Analysis Routines in B-Store

Author:Kyle M. Douglass
Contact:kyle.m.douglass@gmail.com
organization:École Polytechnique Fédérale de Lausanne (EPFL)
status:Revision: 0
date:2016-08-06
abstract:A brief overview of performing simple and batch analyses in B-Store is provided.

Analyzing SMLM Experiments with B-Store

First and foremost, B-Store is a tool for structuring data from SMLM experiments. With structured data, analysis of large datasets becomes easier because we can write programs to automatically take just the data we want and process it or make reports. The data is always organized in the same way, so our analysis routines can be easily adapted when new data arrives.

B-Store provides analysis routines as a secondary feature. Many software packages exist for analyzing SMLM data, and B-Store is not intended to replace them. Rather, B-Store provides common processing routines as a convenience–such as filtering or merging localizations–and less common processing routines for specialized analyses performed in the authors’ laboratories.

Batch Processing

B-Store currently provides two batch processors for working with SMLM data: HDFBatchProcessor, for extracting data from B-Store HDF Datastores and processing them, and CSVBatchProcessor, for applying the same processing pipeline to .csv files spread across a directory tree.

The operation of a batch processor is simple: first, it accepts an analysis pipeline and a datastore or directory that contain at least one file corresponding to an SMLM dataset. The pipeline is a list of B-Store processors that modify a DataFrame containing localizations. Each processor is applied to a single dataset sequentially, starting from the first processor in the list.

Next, the batch processor accumulates a list of all the localization files in the database. If using the CSVBatchProcessor, it finds all files ending in the string parameter suffix. For example, if your localization files end in locResults.csv, you can set suffix = ‘locResults.csv’ and the batch processor will find these files in the specified folder and all subfolders. If using the HDFBatchProcessor, you can specify localization files using the searchString parameter.

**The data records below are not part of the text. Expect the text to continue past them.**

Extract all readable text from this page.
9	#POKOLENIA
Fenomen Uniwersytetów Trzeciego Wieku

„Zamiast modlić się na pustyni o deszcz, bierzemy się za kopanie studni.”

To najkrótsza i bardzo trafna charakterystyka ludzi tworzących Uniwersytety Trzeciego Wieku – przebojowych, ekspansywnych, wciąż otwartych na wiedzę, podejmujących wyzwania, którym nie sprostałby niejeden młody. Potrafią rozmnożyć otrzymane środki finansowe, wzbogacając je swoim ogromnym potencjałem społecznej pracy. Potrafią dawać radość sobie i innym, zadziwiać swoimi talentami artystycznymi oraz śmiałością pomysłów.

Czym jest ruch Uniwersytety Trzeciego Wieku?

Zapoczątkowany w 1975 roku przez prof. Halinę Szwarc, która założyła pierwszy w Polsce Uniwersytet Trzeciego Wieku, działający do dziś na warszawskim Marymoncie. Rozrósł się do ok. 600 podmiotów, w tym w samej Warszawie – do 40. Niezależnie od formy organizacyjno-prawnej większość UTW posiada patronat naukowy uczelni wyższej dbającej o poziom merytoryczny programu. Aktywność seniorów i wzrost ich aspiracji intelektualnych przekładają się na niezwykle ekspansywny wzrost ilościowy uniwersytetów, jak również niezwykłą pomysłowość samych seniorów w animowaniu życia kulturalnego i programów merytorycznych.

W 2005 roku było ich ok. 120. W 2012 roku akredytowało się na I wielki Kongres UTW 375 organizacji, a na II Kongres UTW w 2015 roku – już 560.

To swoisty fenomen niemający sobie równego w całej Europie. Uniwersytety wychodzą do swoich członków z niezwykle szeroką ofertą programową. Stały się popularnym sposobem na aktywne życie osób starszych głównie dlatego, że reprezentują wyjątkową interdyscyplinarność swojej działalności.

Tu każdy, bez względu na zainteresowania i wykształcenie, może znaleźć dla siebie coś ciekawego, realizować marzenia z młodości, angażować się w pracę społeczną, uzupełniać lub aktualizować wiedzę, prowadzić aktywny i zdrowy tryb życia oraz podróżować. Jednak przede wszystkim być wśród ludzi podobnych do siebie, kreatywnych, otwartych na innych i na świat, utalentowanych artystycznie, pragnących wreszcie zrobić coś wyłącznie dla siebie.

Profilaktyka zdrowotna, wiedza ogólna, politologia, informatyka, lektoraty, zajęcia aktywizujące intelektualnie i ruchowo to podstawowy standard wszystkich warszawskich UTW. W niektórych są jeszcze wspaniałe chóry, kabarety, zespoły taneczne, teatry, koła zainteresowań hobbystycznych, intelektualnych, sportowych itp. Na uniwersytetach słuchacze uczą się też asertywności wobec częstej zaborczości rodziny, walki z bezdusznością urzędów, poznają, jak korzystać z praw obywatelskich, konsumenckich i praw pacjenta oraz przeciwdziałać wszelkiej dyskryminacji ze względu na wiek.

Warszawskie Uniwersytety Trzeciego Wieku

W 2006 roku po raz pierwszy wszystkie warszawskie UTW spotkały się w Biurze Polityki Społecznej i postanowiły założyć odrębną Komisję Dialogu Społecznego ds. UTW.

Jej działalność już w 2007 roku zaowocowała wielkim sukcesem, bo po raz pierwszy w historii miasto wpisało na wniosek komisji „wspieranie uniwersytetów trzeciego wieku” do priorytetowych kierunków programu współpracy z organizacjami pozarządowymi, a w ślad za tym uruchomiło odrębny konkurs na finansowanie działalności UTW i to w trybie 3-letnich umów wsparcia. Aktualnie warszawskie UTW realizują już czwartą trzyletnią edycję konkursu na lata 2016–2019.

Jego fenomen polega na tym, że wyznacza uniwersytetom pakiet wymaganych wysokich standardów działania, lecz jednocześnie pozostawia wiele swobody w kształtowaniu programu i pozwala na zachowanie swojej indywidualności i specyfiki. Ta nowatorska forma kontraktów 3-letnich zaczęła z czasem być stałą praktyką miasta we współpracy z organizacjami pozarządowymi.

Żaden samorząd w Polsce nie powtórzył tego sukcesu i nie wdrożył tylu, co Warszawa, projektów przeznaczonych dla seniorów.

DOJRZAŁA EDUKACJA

Once the list of datasets is built, the batch processor loops over each dataset, applying the processors in the pipeline one at a time to the DataFrame. Currently, the output results are written to new .csv files in a folder specified in the outputDirectory parameter to the constructor of both batch processors. This feature allows you to perform analyses with different pipelines on the same database.

For an example of how to perform batch processing in B-Store, see the Jupyter notebook tutorial.

Analyzing Single Datasets

Single datasets may be retrieved from a B-Store database for analysis using the get() method of the Database class.

Processing Localizations and other Data

Processors

A processor is a simple class for processing localization datasets. Its behavior is controlled by zero or more attributes that are set in the processor’s constructor. A processor is callable in that it is used like a function; when doing so, it always accepts a single Pandas DataFrame as an input.:

>>> import bstore.processors as proc
>>> myFilter = proc.Filter('precision', '<', 15)
>>> filterData = myFilter(df)

In the above example, we create a filter processor called myFilter whose constructor takes three arguments: the name of column to filter on, a string specifying the comparison operator (in this case less-than) and a numeric value. All rows in the ‘precision’ column will have values less than 15 after this filter is applied.

After creating the processor, you apply it to a Pandas DataFrame by using it like a function. In the above example, we pass a DataFrame named df to myFilter and store the processed DataFrame in filterData.

When creating your own processor, you can achieve this function-like behavior of a class by specifying the behavior inside the class’s __call__() method. For more information, see the Python documentation.

A complete list of processors and their behavior may be found in the processor module index.

Multi-Processors

Multi-processors are similar to processors, except for two points:

  1. they accept multiple inputs instead of a single DataFrame, and
  2. they may take user-input and thus may not necessarily be used in batch processing.

Two examples of multi-processors are AlignToWidefield and OverlayClusters. AlignToWidefield determines the global offset between localizations and a widefield image by using a simple FFT-based cross-correlation routine.

OverlayClusters is a very useful analysis tool for displaying clustered localizations on top of a widefield image. This tool may be used to navigate through different clusters of localizations, manually filter clusters from the dataset, and to append numeric labels to clusters for manual segmentation. Generally, AlignToWidefield is before OverlayClusters.

Performing Analyses Outside of B-Store

B-Store databases use the HDF format and are therefore readable by many scientific libraries. You may analyze your data in any of these if the B-Store analysis tools do not suit your purposes.